Like its legendary hot mustard, Philippe the Original's success this year in the face of an economic downturn that has cut sales at most other restaurants brings tears of joy to its owners.
“It gets pretty busy,” said Richard Binder, a third-generation member of the family that owns and operates the restaurant, whose sales were up about 20 percent in 2009. “It makes our banker happy.”
- Year founded: 1908
- Founder: Philippe Mathieu
- Known for: French-dipped sandwiches
- Best-selling item: French-dipped roast beef sandwiches
- Current owners: Binder family
- Annual sales: undisclosed
Afixture in downtown Los Angeles since opening in 1908, Philippe the Original is known for its sawdust-covered floors, communal tables and claim to fame as the inventor of the French-dip sandwich, which has long been disputed by nearby competitor Cole’s. Philippe has changed little since moving to its “new” location near the city’s Union Station in 1951.
Still, more than simply a relic from Los Angeles’ past, Philippe is the lucky beneficiary of a perfect storm of events that include an influx of residents to downtown L.A., an economy that favors lower-priced restaurants and an opportunity to promote the establishment by highlighting its first century in business.
With its famous sandwiches ranging in price from $5.50 for French-dipped beef, pork, ham and turkey to $6.75 for lamb, not to mention its 9-cent cup of coffee, Philippe has managed to stay affordable for both its longtime clientele of policemen and firemen as well as the families visiting over the weekend and a downtown residential population that has swelled by about 10,000 over the past decade. Unlike many other places, Philippe, which roasts its beef for about three and a half hours, dips its sandwiches behind the counter instead of providing an au jus cup for customers.

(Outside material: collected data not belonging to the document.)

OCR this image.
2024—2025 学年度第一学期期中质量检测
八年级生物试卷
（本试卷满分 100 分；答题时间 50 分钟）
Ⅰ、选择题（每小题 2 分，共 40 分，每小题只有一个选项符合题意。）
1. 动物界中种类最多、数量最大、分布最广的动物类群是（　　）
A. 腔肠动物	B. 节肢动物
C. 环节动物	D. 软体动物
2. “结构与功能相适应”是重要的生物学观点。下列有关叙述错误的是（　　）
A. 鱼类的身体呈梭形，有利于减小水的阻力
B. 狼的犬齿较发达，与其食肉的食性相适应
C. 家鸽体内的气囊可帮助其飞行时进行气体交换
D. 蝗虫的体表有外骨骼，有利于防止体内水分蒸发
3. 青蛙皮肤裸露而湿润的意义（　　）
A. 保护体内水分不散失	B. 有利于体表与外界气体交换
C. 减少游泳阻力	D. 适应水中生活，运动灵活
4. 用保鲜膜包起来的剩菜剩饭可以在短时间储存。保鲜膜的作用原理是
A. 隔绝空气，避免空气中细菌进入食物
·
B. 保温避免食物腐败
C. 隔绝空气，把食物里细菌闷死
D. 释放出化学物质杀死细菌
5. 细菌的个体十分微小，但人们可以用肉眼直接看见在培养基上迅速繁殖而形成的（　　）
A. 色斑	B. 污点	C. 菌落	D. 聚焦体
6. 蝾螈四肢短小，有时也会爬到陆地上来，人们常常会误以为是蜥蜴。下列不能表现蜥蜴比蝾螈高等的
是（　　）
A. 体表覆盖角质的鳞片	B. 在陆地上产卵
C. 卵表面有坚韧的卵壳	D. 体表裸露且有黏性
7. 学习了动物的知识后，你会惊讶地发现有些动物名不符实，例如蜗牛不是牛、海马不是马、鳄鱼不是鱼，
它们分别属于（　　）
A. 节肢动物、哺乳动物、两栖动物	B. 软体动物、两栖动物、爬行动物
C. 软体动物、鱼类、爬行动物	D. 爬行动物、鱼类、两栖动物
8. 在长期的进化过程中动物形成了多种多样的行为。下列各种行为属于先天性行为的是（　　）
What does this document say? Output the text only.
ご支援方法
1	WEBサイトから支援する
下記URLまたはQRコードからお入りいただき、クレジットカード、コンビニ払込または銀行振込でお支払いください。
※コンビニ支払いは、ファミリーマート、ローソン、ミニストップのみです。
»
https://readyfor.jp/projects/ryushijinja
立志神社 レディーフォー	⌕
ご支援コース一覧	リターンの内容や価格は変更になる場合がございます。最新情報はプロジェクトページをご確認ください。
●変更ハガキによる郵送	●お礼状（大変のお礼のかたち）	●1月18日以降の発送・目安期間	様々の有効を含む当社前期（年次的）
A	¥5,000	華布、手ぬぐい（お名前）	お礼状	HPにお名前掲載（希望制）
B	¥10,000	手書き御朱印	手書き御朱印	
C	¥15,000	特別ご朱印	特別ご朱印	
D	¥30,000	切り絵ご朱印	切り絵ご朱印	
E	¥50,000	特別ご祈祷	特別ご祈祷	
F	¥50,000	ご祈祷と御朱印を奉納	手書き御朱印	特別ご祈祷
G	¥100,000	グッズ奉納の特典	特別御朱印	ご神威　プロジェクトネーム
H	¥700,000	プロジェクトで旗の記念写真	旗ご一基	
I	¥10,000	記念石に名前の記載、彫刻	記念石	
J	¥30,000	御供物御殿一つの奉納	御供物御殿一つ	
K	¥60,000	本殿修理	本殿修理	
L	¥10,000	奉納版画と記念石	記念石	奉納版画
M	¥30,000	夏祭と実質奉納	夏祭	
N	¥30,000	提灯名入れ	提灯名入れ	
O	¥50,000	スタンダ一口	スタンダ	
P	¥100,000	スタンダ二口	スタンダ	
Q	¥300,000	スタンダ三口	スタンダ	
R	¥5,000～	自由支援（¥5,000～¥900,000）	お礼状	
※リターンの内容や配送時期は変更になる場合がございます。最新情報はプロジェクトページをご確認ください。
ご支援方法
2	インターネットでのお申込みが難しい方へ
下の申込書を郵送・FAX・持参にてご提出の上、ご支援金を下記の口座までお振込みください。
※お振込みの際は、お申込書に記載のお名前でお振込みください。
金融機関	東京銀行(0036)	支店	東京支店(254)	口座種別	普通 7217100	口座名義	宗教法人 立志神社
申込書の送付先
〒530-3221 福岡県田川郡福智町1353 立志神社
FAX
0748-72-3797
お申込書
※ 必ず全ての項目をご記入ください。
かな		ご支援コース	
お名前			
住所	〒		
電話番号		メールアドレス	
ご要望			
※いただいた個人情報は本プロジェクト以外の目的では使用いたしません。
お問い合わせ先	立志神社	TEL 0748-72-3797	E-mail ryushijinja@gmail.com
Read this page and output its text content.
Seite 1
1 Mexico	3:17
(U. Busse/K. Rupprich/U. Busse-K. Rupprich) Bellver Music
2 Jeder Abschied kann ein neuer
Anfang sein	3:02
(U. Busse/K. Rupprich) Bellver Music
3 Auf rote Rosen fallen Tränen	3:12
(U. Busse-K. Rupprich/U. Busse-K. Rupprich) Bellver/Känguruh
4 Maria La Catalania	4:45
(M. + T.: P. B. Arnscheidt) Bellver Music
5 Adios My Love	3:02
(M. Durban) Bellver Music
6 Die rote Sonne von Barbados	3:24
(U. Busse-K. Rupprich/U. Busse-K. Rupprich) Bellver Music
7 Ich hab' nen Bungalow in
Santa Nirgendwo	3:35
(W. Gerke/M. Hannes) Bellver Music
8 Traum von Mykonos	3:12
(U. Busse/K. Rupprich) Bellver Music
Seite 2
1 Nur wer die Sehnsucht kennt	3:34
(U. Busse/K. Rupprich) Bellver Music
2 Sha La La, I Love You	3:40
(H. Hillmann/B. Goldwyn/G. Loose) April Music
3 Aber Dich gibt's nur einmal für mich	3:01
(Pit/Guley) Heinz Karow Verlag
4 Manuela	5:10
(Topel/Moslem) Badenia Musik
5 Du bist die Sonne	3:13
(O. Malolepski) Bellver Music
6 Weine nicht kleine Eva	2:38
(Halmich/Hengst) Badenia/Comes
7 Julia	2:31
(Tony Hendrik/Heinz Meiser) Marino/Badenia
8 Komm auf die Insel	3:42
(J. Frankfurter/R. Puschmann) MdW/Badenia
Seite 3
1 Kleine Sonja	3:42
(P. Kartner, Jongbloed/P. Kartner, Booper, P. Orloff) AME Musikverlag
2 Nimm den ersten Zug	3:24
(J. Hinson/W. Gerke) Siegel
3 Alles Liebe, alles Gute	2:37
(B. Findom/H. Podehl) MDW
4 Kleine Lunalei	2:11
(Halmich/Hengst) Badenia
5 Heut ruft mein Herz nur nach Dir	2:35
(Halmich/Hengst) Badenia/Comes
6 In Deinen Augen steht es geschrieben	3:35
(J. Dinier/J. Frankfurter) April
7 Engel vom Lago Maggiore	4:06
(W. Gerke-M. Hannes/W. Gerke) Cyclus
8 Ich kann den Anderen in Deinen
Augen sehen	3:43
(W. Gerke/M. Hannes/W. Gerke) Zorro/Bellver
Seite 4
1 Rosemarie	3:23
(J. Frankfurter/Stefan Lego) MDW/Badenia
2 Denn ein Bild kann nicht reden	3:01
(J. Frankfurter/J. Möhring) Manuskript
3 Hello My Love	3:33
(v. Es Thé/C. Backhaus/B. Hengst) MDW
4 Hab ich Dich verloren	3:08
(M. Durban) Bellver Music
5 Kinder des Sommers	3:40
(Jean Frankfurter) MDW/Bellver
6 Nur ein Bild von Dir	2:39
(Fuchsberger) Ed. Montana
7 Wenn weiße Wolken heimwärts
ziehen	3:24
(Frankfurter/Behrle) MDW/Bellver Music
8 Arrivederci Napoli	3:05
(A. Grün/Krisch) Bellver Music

“People get a great sandwich for five and a half bucks,” said Randy Hiatt, president of Costa Mesa, Calif.-based consultant Fessel International. “Price is a huge driver in these times.”
Couple that with an atmosphere that includes counter workers into their fourth decade with the concept and a row of wooden phone booths, and you have a restaurant whose best days are right now. While Binder declined to disclose annual sales, the 400-seat, 12,000-square-foot restaurant serves about 3,000 sandwiches a day with a check average of about $8.50, suggesting annual food and beverage sales in the $9 million range. The restaurant also sells merchandise, such as bobblehead dolls and T-shirts.
“I like the old-fashioned atmosphere and the priority they give to service,” said 64-year-old middle school teacher John Cromshow, who likes his lamb sandwiches “double-dipped” and points to the restaurant’s classic water dispenser as one of the touches that has been bringing him back once or twice a month for the past 40 years. “Look at those water spigots!”
The success is a far cry from the restaurant’s humble beginnings, when Philippe Mathieu opened a sandwich shop just north of downtown in 1908, and may or may not have invented the French-dipped sandwich about a decade or so later.
“One story goes that a sandwich was accidentally dropped in a pan of au jus and that it was a happy accident; [another] that it was a fireman who wanted it dipped because the roll was a little stale or hard,” said Binder, 56, adding that Mathieu tried using items such as pickles and relishes on the bread to soften it up before eventually settling on the au jus.
“Philippe was pretty cheap, and he liked to use everything that was left over,” Binder continued. “But it wasn’t like an overnight invention. It was kind of a work in progress.”
Upon retirement, Mathieu sold Philippe to his brothers Harry and Dave and Frank Martin in 1927. Frank Martin is the maternal grandfather of brothers Richard and John Binder, the restaurant’s current general managers. Twenty-four years later the trio was forced to move the restaurant about a half mile north to a building that had housed a machine shop and hotel because it was in the path of what was to be the Hollywood Freeway.
Since then, business has ebbed and flowed with the fortunes of the city, and the downtown area in particular. Binder said that the 1992 Los Angeles riots were particularly hard on business.
“You’d walk in the place, and it’d be empty at lunch time,” he said.
Ayear later, though, Philippe had the first of its anniversary promotions, when it charged 1908 prices for its 85th anniversary. It has done so for every five-year interval since.
Sales at downtown restaurants like Philippe have also been helped by the influx of younger professionals moving into the nearby factories and century-old office buildings that have been converted to apartments and lofts.
“It is such a significant part of L.A.’s history when it comes to restaurants,” said Alexander Stettinski, director of marketing for Downtown Center’s business improvement district, who visits Philippe once or twice a month. “But I also think the renaissance of downtown has helped generate more business for them.”
As for the hot mustard, sales often come from a source that Mathieu never would have dreamed of a century ago, said Binder, pointing to the free publicity Philippe received when the restaurant and its nasal-clearing mustard was featured on Travel Channel’s “Man v. Food” in February 2009.
“I keep seeing reruns of it,” Binder said, noting that Philippe sells about 800 bottles of its mustard a week. “We can always tell when they come on, because our mustard sales instantly go up that night over the Internet.”